Bruselas propone que el periodo de transición del 'brexit' acabe a finales de 2020

May había pedido que se extendiera hasta marzo de 2021

Barnier justifica que es entonces cuando finaliza el actual marco financiero plurianual

El negociador jefe de la UE para el brexit, Michel Barnier.
El negociador jefe de la UE para el brexit, Michel Barnier. AP

La Unión Europea ha propuesto que el periodo de transición del brexit termine a finales de 2020, tres meses antes del plazo que había solicitado la primera ministra británica, Theresa May. El negociador jefe de la Unión, Michel Barnier, justificó ayer su propuesta para coincidir en el tiempo con el actual marco financiero plurianual del club comunitario. “Desde nuestro punto de vista, y es el punto de vista de la Comisión Europea, el término lógico de este periodo debería ser el 31 de diciembre de 2020, que es cuando termina el marco financiero plurianual”, aseguró.

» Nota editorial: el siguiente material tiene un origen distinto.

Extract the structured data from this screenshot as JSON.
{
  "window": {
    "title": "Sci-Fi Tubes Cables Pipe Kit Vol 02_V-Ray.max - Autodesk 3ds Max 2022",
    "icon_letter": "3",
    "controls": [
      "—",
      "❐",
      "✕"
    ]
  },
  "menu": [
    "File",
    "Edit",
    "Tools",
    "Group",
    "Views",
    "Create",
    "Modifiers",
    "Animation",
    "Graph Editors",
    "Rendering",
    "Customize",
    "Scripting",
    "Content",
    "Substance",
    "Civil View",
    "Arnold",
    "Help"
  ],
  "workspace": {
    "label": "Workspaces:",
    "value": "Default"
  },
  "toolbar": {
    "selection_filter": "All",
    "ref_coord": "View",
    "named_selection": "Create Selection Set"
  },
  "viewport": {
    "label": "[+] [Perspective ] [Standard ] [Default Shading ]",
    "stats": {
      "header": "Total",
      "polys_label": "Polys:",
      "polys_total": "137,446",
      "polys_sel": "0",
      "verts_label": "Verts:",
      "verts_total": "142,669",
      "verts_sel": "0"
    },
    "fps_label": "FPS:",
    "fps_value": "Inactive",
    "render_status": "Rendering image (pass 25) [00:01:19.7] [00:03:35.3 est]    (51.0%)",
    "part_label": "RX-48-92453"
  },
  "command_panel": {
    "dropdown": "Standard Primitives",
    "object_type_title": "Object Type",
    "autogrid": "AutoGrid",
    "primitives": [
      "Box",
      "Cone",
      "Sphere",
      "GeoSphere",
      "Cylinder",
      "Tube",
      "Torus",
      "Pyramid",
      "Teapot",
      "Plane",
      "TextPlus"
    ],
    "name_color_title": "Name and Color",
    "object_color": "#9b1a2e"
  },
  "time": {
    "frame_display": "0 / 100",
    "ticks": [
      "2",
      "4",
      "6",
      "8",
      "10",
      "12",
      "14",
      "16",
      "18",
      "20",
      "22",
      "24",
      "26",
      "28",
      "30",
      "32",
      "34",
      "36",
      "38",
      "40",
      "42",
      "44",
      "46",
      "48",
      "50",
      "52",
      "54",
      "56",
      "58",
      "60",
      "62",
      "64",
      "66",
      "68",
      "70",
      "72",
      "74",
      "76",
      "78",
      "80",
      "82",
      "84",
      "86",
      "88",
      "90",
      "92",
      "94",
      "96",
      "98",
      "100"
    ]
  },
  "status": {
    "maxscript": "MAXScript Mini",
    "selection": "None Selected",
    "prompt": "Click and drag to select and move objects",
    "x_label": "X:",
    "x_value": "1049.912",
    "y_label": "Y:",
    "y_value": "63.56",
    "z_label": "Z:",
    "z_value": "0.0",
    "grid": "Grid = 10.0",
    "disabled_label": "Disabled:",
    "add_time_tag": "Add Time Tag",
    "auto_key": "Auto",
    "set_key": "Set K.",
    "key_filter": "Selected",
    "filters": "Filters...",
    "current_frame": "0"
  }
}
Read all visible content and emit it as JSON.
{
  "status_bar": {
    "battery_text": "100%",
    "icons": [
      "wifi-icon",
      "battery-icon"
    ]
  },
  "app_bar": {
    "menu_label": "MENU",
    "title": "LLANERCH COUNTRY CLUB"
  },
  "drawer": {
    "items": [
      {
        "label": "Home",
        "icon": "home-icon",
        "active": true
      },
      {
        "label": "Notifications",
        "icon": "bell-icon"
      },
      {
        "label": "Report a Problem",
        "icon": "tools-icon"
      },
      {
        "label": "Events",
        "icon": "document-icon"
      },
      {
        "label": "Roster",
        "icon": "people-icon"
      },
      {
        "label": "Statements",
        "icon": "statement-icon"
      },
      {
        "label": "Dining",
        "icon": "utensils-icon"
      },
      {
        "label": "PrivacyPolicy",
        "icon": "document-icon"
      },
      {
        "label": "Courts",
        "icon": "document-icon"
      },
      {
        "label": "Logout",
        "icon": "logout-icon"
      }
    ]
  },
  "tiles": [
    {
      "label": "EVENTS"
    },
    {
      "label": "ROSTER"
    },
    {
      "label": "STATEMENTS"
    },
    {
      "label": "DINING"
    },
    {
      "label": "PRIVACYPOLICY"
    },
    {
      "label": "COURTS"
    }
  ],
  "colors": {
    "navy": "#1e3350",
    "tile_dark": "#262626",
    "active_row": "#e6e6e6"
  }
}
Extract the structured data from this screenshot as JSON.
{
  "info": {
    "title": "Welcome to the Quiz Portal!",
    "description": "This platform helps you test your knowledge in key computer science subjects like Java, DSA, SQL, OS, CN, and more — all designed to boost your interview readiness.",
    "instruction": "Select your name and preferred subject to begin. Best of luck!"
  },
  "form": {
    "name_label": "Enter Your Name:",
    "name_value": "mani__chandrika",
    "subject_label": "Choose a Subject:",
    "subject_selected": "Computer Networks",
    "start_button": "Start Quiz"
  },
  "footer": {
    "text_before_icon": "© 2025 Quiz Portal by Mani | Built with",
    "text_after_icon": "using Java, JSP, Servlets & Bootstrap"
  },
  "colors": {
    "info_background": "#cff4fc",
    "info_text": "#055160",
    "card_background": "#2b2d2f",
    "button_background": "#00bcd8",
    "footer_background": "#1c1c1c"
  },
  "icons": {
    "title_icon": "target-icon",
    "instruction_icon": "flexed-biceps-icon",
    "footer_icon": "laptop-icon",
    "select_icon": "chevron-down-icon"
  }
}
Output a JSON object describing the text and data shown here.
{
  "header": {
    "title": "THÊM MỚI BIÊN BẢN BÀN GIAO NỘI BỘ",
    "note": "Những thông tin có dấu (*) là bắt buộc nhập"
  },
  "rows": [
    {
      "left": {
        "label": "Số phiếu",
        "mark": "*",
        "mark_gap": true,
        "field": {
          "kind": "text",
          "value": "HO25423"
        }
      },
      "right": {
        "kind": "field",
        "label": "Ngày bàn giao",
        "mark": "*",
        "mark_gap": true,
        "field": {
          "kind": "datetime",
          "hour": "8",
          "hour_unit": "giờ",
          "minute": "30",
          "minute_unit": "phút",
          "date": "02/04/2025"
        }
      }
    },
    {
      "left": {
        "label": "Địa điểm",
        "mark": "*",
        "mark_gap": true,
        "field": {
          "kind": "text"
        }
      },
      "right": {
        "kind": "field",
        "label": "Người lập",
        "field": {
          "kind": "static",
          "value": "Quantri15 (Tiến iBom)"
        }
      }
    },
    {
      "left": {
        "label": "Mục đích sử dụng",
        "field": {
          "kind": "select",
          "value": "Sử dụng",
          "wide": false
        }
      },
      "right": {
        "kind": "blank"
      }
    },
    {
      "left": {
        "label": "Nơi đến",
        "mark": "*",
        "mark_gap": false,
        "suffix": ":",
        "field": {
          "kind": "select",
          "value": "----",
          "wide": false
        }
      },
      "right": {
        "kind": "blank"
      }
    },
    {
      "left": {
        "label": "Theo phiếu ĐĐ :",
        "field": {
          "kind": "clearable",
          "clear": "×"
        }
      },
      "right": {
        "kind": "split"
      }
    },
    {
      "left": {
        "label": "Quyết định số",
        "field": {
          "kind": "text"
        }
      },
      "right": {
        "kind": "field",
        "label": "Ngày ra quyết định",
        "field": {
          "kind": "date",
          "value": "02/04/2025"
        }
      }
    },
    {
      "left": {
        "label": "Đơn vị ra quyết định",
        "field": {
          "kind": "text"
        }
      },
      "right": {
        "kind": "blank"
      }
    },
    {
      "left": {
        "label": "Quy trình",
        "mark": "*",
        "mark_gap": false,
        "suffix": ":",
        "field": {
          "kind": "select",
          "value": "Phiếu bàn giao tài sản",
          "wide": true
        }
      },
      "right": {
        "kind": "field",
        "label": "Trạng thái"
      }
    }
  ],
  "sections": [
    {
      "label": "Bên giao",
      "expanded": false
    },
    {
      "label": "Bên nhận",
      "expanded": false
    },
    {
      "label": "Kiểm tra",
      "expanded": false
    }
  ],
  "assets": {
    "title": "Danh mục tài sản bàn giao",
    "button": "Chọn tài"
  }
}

El pasado mes de septiembre, May propuso en Florencia un periodo de transición de dos años, a contar desde marzo de 2019 en virtud del artículo 50 del Tratado de Lisboa. En ese momento, sugirió un periodo de “alrededor de dos años” para que las personas y empresas puedan “adaptarse de manera suave y ordenada”. Un tiempo en el que además Londres está dispuesto a cumplir con sus pagos comprometidos al presupuesto de la UE.

Barnier presentó este miércoles las nuevas directrices que guiarán la segunda fase de las negociaciones con Reino Unido, que según avanzó arrancarán el próximo mes. En este periodo se deberá acordar la gestión de la fase de transición de la salida de Reino Unido de la Unión, en la que Londres deberá respetar todas las normas comunitarias en vigor e incluso las que se adopten durante dicho periodo transitorio. Además, se empezará a esbozar la futura relación comercial.

El impacto de esas futuras relaciones comerciales tendrá un gran efecto en la City. Ayer, el Banco de Inglaterra avanzó que espera que los bancos europeos sigan operando en el país con normalidad tras el brexit, evitando así que las entidades tengan que crear nuevas filiales ad hoc.“Mantener el sistema financiero británico abierto a las instituciones extranjeras redunda en los mejores intereses del Reino Unido, de la UE y de las economías globales”, señaló la institución.

La suavidad del mensaje del supervisor británico contrastó con las nuevas normas propuestas por la Comisión Europea sobre el mercado de capitales común. Bruselas propuso ayer la supervisión por parte del BCE de las empresas de servicios de inversión sistémicas, al igual que con la banca.

La propuesta presentada por el vicepresidente económico de la CE, Valdis Dombrovskis, fija requisitos de capital distintos en función del tamaño y riesgo de las empresas de servicios de inversión y califica de sistémicas a aquellas que, realizando tareas de aseguramiento y negociación por cuenta propia, tengan activos de más de 30.000 millones de euros.
Tras este primer tramo, distingue entre las firmas con activos totales bajo gestión de más de 1.200 millones y unos ingresos brutos totales de más de 30 millones y otro grupo formado por las entidades más pequeñas. En ambos casos, Bruselas propone aplicarles nuevas normas prudenciales, más simples y menos estrictas.

Bruselas reconoció ayer que las firmas que se verán afectadas por esta nueva regulación son, fundamentalmente, empresas de inversión de Reino Unido. Si bien, apunta que muchas de ellas analizan reubicar parte de sus operaciones en la UE por el brexit.

La salida podría retrasarse por “circunstancias excepcionales”

Dilatación del proceso. Theresa May reconoció ayer que el brexit podría retrasarse “en circunstancias excepcionales”, pero “durante un tiempo lo más corto posible”. La primera ministra británica no precisó bajo qué situación se llevaría a cabo ese retraso. La pasada semana ya sufrió un batacazo tras la aprobación de una enmienda a la ley que regulará la salida de la UE para supeditar la conclusión del proceso a una votación en el Parlamento.

Gibraltar. La CE indicó ayer que Gibraltar solo podrá acogerse a esa fase transitoria del brexit con el beneplácito de España. May respondió que “no va a excluir a Gibraltar de las negociaciones para el conjunto de Reino Unido, ni las del periodo de implementación, ni las del futuro pacto”.